Similar to binary and multi-class classifiers, one-class classifiers have to face the difficulty of ’curse of dimensionality’ when they are applied to deal with high-dimensional samples. As an efficient dimensionality reduction method, sparse coding tries to learn a set of over-complete bases to represent the given samples. It can effectively overcome the ’curse of dimensionality’ problem. However, the traditional sparse coding only fit for tackling Gaussian noise. When the noise within the given set of samples obey non-Gaussian distribution, the conventional sparse coding cannot obtain accurate coefficient vectors.
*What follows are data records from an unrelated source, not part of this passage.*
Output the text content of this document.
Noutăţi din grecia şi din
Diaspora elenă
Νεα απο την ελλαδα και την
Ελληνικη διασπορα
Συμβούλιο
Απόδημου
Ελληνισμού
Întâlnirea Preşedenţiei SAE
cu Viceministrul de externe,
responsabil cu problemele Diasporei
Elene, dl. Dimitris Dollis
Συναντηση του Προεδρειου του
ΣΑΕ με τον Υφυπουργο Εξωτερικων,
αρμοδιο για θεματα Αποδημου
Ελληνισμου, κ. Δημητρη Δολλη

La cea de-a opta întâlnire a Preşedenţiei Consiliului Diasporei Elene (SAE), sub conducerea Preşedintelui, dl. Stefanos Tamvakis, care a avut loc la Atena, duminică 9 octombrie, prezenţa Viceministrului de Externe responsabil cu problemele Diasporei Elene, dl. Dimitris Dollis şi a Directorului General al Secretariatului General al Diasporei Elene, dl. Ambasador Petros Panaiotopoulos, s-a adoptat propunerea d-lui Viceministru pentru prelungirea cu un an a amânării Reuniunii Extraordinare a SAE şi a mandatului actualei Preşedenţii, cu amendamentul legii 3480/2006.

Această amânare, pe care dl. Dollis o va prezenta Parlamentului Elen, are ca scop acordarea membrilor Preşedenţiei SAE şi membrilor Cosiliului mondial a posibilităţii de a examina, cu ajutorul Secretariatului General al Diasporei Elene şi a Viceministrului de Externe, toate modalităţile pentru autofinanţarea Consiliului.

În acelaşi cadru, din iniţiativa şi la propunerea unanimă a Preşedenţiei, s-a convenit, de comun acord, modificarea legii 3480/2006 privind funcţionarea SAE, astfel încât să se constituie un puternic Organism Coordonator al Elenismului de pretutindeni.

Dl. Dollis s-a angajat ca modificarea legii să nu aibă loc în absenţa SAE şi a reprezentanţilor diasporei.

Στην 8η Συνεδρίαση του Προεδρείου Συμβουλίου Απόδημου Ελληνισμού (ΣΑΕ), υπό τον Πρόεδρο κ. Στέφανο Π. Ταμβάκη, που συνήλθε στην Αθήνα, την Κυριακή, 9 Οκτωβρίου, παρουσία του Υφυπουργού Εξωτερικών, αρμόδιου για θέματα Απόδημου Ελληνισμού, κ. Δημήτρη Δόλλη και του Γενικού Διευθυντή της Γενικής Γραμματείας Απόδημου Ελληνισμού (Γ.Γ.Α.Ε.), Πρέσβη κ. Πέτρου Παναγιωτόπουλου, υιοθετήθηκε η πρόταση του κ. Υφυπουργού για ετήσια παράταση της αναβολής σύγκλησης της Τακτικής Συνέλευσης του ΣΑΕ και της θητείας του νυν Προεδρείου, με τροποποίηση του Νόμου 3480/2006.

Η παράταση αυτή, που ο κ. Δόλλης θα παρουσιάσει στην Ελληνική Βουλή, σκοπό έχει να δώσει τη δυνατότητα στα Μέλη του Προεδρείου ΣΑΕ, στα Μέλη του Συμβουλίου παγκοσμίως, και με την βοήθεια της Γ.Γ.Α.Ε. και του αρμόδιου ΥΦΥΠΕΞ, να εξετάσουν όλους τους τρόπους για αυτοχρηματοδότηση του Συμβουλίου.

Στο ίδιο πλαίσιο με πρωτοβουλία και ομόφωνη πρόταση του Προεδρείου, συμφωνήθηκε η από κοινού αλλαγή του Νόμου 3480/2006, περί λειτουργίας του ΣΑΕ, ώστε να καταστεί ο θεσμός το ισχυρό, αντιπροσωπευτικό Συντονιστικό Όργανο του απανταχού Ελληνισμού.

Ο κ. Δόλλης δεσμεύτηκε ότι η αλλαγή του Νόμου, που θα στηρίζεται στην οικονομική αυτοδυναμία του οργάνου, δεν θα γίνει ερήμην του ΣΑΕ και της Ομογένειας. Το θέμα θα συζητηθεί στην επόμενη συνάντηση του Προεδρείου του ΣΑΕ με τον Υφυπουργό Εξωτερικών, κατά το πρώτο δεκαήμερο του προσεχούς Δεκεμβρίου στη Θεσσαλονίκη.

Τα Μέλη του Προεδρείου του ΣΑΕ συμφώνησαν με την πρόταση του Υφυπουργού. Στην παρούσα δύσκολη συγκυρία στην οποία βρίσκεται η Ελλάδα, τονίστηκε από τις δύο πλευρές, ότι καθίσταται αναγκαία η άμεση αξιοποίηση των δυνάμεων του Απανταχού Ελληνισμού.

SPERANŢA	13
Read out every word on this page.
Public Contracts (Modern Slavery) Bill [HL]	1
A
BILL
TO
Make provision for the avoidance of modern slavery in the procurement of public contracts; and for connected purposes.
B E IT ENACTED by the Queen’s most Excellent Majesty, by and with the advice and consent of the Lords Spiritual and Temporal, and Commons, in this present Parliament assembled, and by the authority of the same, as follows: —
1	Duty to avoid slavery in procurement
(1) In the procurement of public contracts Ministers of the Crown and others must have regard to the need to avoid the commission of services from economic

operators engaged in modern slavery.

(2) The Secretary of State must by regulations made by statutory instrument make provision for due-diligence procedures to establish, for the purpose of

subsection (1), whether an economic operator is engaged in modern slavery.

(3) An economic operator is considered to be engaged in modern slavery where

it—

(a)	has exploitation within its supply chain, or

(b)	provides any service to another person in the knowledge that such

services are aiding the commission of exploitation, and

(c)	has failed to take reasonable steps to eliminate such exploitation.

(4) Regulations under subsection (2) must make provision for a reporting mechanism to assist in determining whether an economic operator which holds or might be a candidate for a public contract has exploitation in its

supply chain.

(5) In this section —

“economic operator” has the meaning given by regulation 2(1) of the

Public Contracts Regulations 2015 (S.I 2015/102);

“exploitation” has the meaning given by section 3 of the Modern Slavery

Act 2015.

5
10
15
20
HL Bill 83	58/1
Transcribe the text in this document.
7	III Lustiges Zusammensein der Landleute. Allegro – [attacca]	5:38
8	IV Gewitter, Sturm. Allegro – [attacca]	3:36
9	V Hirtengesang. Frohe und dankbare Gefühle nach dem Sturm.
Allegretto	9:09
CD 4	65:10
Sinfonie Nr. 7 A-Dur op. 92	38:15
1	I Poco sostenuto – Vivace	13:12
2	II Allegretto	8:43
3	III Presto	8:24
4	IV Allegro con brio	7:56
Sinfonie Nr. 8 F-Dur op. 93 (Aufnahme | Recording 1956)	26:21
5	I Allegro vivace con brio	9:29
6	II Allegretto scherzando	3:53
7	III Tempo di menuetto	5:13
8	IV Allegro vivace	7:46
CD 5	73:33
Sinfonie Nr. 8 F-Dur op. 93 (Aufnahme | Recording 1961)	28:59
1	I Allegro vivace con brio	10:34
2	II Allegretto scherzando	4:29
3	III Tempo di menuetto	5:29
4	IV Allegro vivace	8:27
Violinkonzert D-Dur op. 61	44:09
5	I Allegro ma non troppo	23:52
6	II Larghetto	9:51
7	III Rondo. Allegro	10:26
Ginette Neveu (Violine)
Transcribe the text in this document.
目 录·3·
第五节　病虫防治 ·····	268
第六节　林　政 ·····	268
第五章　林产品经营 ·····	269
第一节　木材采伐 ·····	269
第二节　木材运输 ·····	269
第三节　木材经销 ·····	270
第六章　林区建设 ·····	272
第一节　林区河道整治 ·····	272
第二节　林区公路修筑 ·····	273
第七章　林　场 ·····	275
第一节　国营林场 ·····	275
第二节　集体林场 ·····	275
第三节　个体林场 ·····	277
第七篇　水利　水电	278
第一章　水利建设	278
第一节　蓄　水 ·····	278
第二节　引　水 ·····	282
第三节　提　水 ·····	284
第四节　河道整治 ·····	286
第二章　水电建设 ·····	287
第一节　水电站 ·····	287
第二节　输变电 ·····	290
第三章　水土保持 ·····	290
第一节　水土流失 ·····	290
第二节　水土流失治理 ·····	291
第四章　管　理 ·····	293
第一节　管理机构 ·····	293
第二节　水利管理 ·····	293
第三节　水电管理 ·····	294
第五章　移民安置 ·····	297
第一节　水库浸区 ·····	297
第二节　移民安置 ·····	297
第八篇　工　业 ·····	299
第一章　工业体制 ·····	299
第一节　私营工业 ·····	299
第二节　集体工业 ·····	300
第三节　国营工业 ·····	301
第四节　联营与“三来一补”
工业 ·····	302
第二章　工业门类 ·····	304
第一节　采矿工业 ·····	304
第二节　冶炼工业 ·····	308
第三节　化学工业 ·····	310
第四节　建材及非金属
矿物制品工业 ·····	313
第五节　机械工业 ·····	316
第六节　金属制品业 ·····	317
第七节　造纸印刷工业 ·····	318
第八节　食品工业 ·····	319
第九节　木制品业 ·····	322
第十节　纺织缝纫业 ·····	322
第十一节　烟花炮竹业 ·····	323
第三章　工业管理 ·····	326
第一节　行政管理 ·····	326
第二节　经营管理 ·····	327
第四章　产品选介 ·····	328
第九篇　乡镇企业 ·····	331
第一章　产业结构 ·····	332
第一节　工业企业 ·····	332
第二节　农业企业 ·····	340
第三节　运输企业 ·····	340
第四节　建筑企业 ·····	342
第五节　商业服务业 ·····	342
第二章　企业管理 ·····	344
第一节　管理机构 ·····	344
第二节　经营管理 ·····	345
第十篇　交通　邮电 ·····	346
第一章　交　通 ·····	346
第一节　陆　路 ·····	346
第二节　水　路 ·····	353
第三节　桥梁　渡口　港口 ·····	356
To make sparse coding more fit for dealing with non-Gaussian noise and enhance the sparseness of the obtained coefficient vectors, correntropy is utilized to substitute its reconstruction error term and logarithmic penalty function is introduced as its regularization term. Furthermore, the obtained sparse coefficient vectors are used as the input vectors for one-class support vector machine (OCSVM). Experimental results on twenty UCI benchmark data sets and one handwritten digit data set demonstrate that the proposed method achieves better anti-noise and generalization abilities in comparison with its related approaches.